At home I’d have a gun. But here, there was nothing but the silver-loaded stiletto, all the weapons were signed into the sparring chapel or the armory, including the gun I’d had when they rescued me.

Except for the switchblade that had been forgotten in my pocket, the one I didn’t tell anyone about.

It just seemed like a good idea not to, that’s all.

I pressed the button for the suicide spring. The blade snicked free and the tapping stopped.

I blinked, fisted sleep-crusties away with my free hand. Thin swords of pale winter daylight shifted position as whatever was outside my window moved.

Daytime. Of course it was, that’s when the Schola sleeps, because that’s when it’s safe. Or at least, safe from nosferatu. Some of the older werwulfen students haunt the grounds during the day, running patrols in human and not-so-human form. I thought maybe a few of the djamphir teachers did too, but I hadn’t bothered to ask. It had seemed enough just to sleep during the day and be up all night, even when my body clock had a little trouble adjusting.

My breath turned stale in my throat. I crouched beside my bed, weighing my options.

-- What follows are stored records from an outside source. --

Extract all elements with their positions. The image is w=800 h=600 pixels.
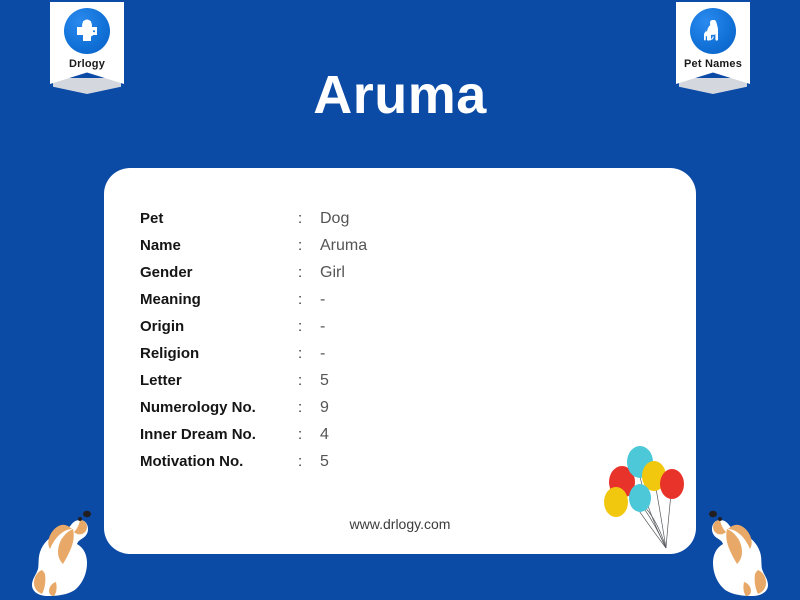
row-separator: : bbox=[298, 237, 320, 254]
table-row: Motivation No. : 5 bbox=[140, 453, 367, 480]
row-separator: : bbox=[298, 210, 320, 227]
row-separator: : bbox=[298, 399, 320, 416]
row-label: Meaning bbox=[140, 291, 298, 308]
row-separator: : bbox=[298, 426, 320, 443]
row-separator: : bbox=[298, 318, 320, 335]
row-label: Gender bbox=[140, 264, 298, 281]
table-row: Name : Aruma bbox=[140, 237, 367, 264]
table-row: Origin : - bbox=[140, 318, 367, 345]
sitting-dog-illustration-left bbox=[18, 492, 130, 600]
dog-cat-icon bbox=[690, 8, 736, 54]
row-label: Motivation No. bbox=[140, 453, 298, 470]
row-value: - bbox=[320, 291, 325, 309]
row-label: Inner Dream No. bbox=[140, 426, 298, 443]
table-row: Numerology No. : 9 bbox=[140, 399, 367, 426]
row-value: Girl bbox=[320, 264, 345, 282]
drlogy-medical-cross-icon bbox=[64, 8, 110, 54]
table-row: Inner Dream No. : 4 bbox=[140, 426, 367, 453]
row-value: 5 bbox=[320, 453, 329, 471]
row-label: Letter bbox=[140, 372, 298, 389]
table-row: Letter : 5 bbox=[140, 372, 367, 399]
row-label: Religion bbox=[140, 345, 298, 362]
row-label: Origin bbox=[140, 318, 298, 335]
details-card: Pet : Dog Name : Aruma Gender : Girl Mea… bbox=[104, 168, 696, 554]
row-separator: : bbox=[298, 345, 320, 362]
row-separator: : bbox=[298, 453, 320, 470]
details-table: Pet : Dog Name : Aruma Gender : Girl Mea… bbox=[140, 210, 367, 480]
page-title: Aruma bbox=[0, 64, 800, 126]
row-separator: : bbox=[298, 291, 320, 308]
sitting-dog-illustration-right bbox=[670, 492, 782, 600]
row-value: 4 bbox=[320, 426, 329, 444]
row-value: 9 bbox=[320, 399, 329, 417]
row-value: - bbox=[320, 318, 325, 336]
row-value: Dog bbox=[320, 210, 349, 228]
table-row: Pet : Dog bbox=[140, 210, 367, 237]
row-value: - bbox=[320, 345, 325, 363]
row-value: Aruma bbox=[320, 237, 367, 255]
row-label: Numerology No. bbox=[140, 399, 298, 416]
pet-name-card-page: Drlogy Pet Names Aruma bbox=[0, 0, 800, 600]
table-row: Meaning : - bbox=[140, 291, 367, 318]
row-separator: : bbox=[298, 372, 320, 389]
row-separator: : bbox=[298, 264, 320, 281]
footer-url: www.drlogy.com bbox=[104, 516, 696, 532]
row-value: 5 bbox=[320, 372, 329, 390]
table-row: Gender : Girl bbox=[140, 264, 367, 291]
row-label: Pet bbox=[140, 210, 298, 227]
table-row: Religion : - bbox=[140, 345, 367, 372]
row-label: Name bbox=[140, 237, 298, 254]
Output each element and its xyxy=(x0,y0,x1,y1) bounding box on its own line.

Click. The window catch snicked up. The stiletto turned itself in my hand, blade flat against my wrist and forearm. Silver loaded along the blade would hurt just about anything evil, and I would at least give a good lick or two in any fight. I took in a deep lungful of still, dusty air, my heart crawling up into my throat but a strange sense of calm descending on me.

Everything else in this place left me at sea. But something weird threatening to crawl into my bedroom window?

I knew how to deal with this. It was familiar. Once in Louisiana we’d tangled with a voodoo king, and we’d had a hex climb in through the window carrying roach spirits. But I’d seen Gran’s owl before and told Dad, so when the window had broken with a silvery tinkling sound and the first huge roaches spilled through, we were ready.

When whatever-it-was came through the window, I was going to be ready.

This was what I’d been waiting for, without even realizing it. Everything else was just treading water. This, with my heart in my throat and my entire body suddenly awake and tingling with fear, was real.

And I didn’t have to think about being alone or lonely when I was afraid.

I was still crouching there, my tank top twisted and the boxers I’d been sleeping in crawling up my crack, when I realized the thin blue lines of energy running through the walls weren’t sparking and crackling. It had been a job to do the warding without Gran’s rowan wand, but I’d managed.

The wand was, after all, only a symbol, as Gran had endlessly reminded me. Ain’t nearly as good as the will behind it, Dru. You just remember that.

She was always saying something like that. You just remember, Dru. Just remember.

That was the trouble. I was starting to get stuff I’d rather forget stuck in my head on repeat. Stuff like a zombie at my kitchen door, or a small dark space full of stuffed animals and the smell of drowsy little-girl fear.

What would wards not react to? There was a short list of things. I began running through them frantically.

The window opened. A breath of chill, rain-laden air puffed past the curtains, and they separated just enough for him to shimmy through. His boots landed on the carpet, the window closed with a slight squeak, and he turned around. Weak gray daylight touched his sleek dark hair, the blond highlights slipping through and retreating like fingers combing the silk-heavy strands.

His eyes swept the room once, then settled on me. Burning winter-blue eyes, glowing in the half-dark. He was in a hip-length, rock-star leather jacket, and he passed one hand back through his hair, shaking it down as water flung itself free. That cold blue gaze came to rest on me, and I suddenly smelled apple pies baking.